フォレイグンは親指大の小瓶を持ち上げた。中には透明な液体がたっぷりと詰まっている。

「まあ待て。全て運び込んでから説明する」

小瓶を元の位置に戻した。小瓶が箱の中に約三百個は詰まっている。そして、その箱が今あるだけで三十二箱。しかも、魔塗はまだ箱を運び続けている。手伝いは必要ないと言われた為、非常に手持ちぶさただ。ただ静かに煙草を吸って待つ。

それから煙草を十八本程消費した所でようやく魔塗は箱を運び終えた。箱の数は全部で五十四箱。それぞれに三百個ずつ小瓶が詰まっているとすれば、小瓶の数は合計一万六千二百個にもなる。魔塗は汗を拭くとおもむろに小瓶を手に取り、フォレイグンの目の前にかざした。

「これが何なのか、という質問だったな」

頷く。魔塗は小瓶を掌で転がした後、元の場所に戻した。

「一言で言えば、ワクチンだ」

「ワクチン?」

「そうだ。正確に言えば、ウイルスを殺す薬品とでも言った所だな」

もう一度小瓶を手に取る。中の液体は、それと言われれば水にも見えるだろう。とてもこれがウイルスを殺せるとは思えない。半信半疑で、小瓶を戻した。

「見た目に騙されるんじゃない。ウイルスについては、何の事だか分かっているな?」

記憶をまさぐり、一度確かめてから頷く。ウイルスというのは、Sunの住民があっという間に生ける屍と化す程の強大な力を持った開発中の未知のウイルス、シュピラーニョウイルスだ。

「でも一体、どうやって?市長様の知能を持ってしてもかなり時間の掛かる作業だと思いますが、今は行動を起こした日から僅か二日しか経っていません」

魔塗が察しがいいな、と口角を上げる。

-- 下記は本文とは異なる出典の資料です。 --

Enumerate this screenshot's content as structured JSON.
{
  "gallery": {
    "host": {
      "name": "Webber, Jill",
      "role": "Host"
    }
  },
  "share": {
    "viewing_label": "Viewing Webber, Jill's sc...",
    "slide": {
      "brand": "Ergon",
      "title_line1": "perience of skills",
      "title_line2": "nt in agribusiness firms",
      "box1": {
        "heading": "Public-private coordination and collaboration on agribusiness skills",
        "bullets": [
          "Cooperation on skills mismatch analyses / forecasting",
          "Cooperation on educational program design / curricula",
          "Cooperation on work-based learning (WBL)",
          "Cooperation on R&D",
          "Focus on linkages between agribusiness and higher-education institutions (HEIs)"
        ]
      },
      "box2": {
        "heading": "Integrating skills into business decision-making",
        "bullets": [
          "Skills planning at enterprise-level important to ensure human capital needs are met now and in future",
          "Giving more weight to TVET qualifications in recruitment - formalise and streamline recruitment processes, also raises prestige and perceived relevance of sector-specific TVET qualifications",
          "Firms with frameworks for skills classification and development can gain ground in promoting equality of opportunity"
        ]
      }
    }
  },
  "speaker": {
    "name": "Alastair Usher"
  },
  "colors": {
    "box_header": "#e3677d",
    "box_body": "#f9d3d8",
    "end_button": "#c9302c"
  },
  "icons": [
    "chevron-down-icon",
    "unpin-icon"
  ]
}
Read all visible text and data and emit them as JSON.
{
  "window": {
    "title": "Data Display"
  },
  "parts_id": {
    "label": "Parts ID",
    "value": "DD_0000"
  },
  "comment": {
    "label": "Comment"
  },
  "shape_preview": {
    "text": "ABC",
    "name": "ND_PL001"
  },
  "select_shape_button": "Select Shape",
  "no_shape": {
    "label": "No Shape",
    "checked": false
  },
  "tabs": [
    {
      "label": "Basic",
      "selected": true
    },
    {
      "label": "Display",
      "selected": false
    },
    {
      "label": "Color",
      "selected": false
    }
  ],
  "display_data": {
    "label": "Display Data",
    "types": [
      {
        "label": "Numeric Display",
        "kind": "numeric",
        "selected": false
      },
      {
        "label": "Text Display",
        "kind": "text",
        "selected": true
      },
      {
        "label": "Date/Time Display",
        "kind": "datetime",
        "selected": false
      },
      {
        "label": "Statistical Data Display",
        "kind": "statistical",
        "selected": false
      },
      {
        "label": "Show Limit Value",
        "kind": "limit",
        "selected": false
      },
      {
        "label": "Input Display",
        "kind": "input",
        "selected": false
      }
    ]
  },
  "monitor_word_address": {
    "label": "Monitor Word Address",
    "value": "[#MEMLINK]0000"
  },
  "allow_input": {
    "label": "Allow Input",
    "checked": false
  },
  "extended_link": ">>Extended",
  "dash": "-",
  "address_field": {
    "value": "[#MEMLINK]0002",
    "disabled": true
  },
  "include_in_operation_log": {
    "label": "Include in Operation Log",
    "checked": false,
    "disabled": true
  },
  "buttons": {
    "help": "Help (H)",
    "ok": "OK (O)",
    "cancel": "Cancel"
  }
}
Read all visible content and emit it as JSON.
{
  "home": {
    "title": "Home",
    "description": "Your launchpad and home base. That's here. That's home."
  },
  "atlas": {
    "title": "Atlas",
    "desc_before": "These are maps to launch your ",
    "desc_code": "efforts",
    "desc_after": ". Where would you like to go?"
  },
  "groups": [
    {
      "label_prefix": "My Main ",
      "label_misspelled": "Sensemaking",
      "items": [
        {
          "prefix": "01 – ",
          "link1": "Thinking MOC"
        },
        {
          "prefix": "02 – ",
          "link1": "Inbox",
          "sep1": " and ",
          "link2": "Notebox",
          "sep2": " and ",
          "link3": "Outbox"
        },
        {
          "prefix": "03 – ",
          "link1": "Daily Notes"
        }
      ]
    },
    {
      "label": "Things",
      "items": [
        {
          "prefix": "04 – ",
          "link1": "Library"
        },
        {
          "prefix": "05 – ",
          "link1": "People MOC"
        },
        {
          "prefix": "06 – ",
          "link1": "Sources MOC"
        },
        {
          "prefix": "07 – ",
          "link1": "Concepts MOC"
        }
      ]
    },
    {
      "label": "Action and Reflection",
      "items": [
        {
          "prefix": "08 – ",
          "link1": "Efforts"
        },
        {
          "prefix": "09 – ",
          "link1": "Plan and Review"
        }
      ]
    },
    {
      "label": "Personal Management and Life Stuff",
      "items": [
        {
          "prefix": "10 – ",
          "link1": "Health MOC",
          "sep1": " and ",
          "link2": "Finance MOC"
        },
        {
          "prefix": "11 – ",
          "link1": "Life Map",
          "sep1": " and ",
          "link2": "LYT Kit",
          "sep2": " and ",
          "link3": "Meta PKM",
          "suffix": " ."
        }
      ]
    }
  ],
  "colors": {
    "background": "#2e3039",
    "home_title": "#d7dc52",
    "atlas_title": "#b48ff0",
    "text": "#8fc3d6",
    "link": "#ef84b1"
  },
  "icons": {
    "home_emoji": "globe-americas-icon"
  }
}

そしてきまりが悪そうに苦笑した。

「ばれなければ黙っているつもりだったのだがな。実を言うと、このワクチンは保健機関細胞革新局新細胞開発課に元からあった物なのだよ」

「こんなに沢山のワクチンが?それなら、何故保健機関の人々は直ぐにこれを投与しなかったのでしょうか」

魔塗はポケットからおもむろにシャーレを取り出した。中にはガラスの破片が入っている。

「この破片に、極僅かなワクチンが付着していたのだ。きっと生き残った誰かがワクチンを作ろうと試み、そして成功したのだろう。その証拠だが、まず保健機関の窓が割れていた。そしてあの部屋の台の上には人間の血痕が残り、顕微鏡の下にはこの破片。これ程確かな証拠は他に無いだろう」

「では一体、誰が」

「うむ…これはわたしの一介の予想にすぎないのだが、聞いてくれないか」

常に自信に満ちた魔塗がこんな発言をするのは珍しい。もちろんです、と頷いた。

「最近起こった事件の中で、大量殺人事件があったのを覚えているか?そう、保健機関の職員二名、兵士四人が殺されたあの事件だ。もちろん犯人は例の五人な訳だが、一つ気になる事がある」

「気になる事…?わしは別に何も感じませんでしたが…」

「それは仕方のない事だ。彼ら五人が組んでいる事を知る物でなければおそらく気に留めはしないだろう。これは、その時保健機関に居た患者から聞いた話だが、それによると犯人は全部で七人居たらしいのだ」

「七人…しかし今市長様は、犯人は五人だと言っていましたが」

そう、問題はそこなのだ、と魔塗は煙草に手を伸ばし、火を点けた。大きく煙を吐いて、続ける。

「もっと詳しく言えば、初めは六人しか居なかった。初め保健機関の奥に入っていったのは三人で、後の三人は待合室に居たのだそうだ。その内戦いが始まり、それが終わった頃に奥から怪我をした一人が出て来て、一人と入れ替わったらしい。その一人は直ぐに…」

「三人(、、)を連れて、出て来たのですね」

「そう、その通りだ。実際歩いていたのは初めに居た三人だけで、新たに現れた残りの一人は抱えられていたらしい。特に怪我は見受けられなかったが、裸だったそうだ」

「裸!?という事は、その者は裸の状態でずっと保健機関に居たと?」

「という事になるな。わたしの知っている限り、それに思い当たるのは保健機関に安置されていた一人だけだ。そしてこの事件の後、それが消えていたという確認情報もある。殺された職員が倒れていたのも、それがあった場所だ」

魔塗の言いたいことが分かってきた。しかし、それがどうもワクチンの話と繋がらない。

「前置きが長くなったな。わたしが言いたいのは、つまりワクチンを作った物がその五人から増えた二人…いや、一人か。…だという事だ」

一人だって?二人ではなく一人だとは、どういう事だろう。魂が二つの身体に息づくという事がある物なのか。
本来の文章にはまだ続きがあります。